As part of their study, de Leeuw and her colleagues studied approximately 6,500 children between the ages of 10 and 14 for two years. Each of their subjects was randomly selected from the U.S. population during the mid-1990s, according to Peeples, and each was asked about the types of movies they were allowed to watch, whether or not they smoked, and their “thrill-seeking tendencies.”

“At the start of the study, only about one in three kids reported being completely restricted from watching R-rated movies by their parents. That proportion dropped to 12 percent after the two years,” Peeples said. “When the researchers looked at the corresponding rates of smoking, they found that full restrictions on R-rated movies cut the chances a kid would start smoking by two- to threefold.”

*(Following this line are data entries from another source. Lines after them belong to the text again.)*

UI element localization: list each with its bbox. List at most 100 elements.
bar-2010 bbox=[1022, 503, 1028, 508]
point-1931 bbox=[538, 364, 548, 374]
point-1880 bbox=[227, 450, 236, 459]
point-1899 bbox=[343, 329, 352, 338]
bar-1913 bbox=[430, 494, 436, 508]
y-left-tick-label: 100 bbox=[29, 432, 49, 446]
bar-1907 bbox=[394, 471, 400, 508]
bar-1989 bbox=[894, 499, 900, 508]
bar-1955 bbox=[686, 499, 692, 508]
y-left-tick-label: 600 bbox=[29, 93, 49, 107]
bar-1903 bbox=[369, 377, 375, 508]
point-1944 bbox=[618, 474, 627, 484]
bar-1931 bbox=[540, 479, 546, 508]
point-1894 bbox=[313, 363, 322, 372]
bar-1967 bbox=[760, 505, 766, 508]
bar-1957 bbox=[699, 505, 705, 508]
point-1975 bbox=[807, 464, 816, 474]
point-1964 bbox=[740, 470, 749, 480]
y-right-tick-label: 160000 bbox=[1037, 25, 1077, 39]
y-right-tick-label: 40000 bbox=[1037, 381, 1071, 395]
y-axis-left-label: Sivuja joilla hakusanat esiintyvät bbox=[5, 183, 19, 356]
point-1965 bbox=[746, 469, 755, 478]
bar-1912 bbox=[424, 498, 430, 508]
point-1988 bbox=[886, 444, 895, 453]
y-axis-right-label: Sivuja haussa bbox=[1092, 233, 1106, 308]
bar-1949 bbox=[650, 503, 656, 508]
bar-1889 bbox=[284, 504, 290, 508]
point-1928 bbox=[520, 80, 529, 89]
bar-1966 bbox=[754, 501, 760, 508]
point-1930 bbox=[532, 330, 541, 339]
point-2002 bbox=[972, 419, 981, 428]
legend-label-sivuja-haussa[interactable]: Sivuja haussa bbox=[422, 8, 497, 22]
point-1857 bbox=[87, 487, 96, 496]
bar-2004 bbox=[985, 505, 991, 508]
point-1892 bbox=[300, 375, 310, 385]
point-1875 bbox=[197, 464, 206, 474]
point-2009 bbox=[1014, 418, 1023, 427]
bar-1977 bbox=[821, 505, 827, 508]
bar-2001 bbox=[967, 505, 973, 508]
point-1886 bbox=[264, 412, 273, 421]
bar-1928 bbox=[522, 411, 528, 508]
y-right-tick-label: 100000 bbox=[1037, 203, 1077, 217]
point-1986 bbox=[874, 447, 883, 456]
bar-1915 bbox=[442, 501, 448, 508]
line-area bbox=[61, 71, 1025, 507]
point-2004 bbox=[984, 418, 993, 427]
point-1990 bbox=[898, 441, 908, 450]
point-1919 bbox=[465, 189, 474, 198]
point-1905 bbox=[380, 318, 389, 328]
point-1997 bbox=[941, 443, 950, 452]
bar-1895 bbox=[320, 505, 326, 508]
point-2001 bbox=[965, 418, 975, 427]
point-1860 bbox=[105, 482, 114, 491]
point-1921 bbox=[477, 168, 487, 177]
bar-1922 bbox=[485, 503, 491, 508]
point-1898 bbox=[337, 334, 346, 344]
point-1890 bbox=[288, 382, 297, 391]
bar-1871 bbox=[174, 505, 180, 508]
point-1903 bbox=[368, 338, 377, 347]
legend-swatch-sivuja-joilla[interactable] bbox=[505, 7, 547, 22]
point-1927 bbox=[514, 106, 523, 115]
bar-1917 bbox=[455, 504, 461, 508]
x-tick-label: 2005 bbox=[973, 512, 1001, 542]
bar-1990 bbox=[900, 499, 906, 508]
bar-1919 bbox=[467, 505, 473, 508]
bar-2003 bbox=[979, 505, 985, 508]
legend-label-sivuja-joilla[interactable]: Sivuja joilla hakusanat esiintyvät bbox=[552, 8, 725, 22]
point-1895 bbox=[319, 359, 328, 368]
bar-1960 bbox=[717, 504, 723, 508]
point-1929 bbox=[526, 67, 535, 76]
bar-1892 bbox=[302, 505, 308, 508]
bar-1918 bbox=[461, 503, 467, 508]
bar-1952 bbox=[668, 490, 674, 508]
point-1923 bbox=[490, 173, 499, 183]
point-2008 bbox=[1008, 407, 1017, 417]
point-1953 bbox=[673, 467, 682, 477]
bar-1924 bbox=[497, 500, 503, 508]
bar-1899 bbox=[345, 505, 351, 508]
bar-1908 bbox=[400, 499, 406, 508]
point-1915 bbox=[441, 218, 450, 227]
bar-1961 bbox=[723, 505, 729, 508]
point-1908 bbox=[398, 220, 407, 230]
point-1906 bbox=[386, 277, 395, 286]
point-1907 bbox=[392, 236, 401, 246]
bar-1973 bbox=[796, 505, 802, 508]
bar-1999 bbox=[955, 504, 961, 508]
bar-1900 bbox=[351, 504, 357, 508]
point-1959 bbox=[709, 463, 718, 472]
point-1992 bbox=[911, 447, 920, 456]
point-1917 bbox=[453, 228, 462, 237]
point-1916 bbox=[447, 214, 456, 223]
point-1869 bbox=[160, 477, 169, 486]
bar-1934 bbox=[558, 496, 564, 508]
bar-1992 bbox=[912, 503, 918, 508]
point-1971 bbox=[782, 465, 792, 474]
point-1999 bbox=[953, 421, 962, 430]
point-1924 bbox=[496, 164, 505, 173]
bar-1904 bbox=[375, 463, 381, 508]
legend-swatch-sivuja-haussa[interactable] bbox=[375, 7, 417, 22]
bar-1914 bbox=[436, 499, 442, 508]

“Through their restrictions, parents limit their children’s exposure to movie smoking, which makes them subsequently less susceptible to becoming a smoker,” de Leeuw said.

Given the small percentage of parents that kept their children from watching R-rated movies, it is likely that few realize the impact movies may have on their children, suggest the researchers in the journal Pediatrics.

“Hence, creating awareness among parents about the role of smoking portrayals in movies on smoking in youth is highly warranted,” added de Leeuw.

Parents may also have an indirect effect by preventing their children from becoming drawn toward new and intense sensations or experiences in general, which could include lighting up their first cigarette, noted de Leeuw.

Although more research is needed to test the effects of parenting strategies, parents can limit their children’s access to R-rated movies. 

“This may prevent sensation-seeking children from watching R-rated movies without their parents’ knowledge,” she said.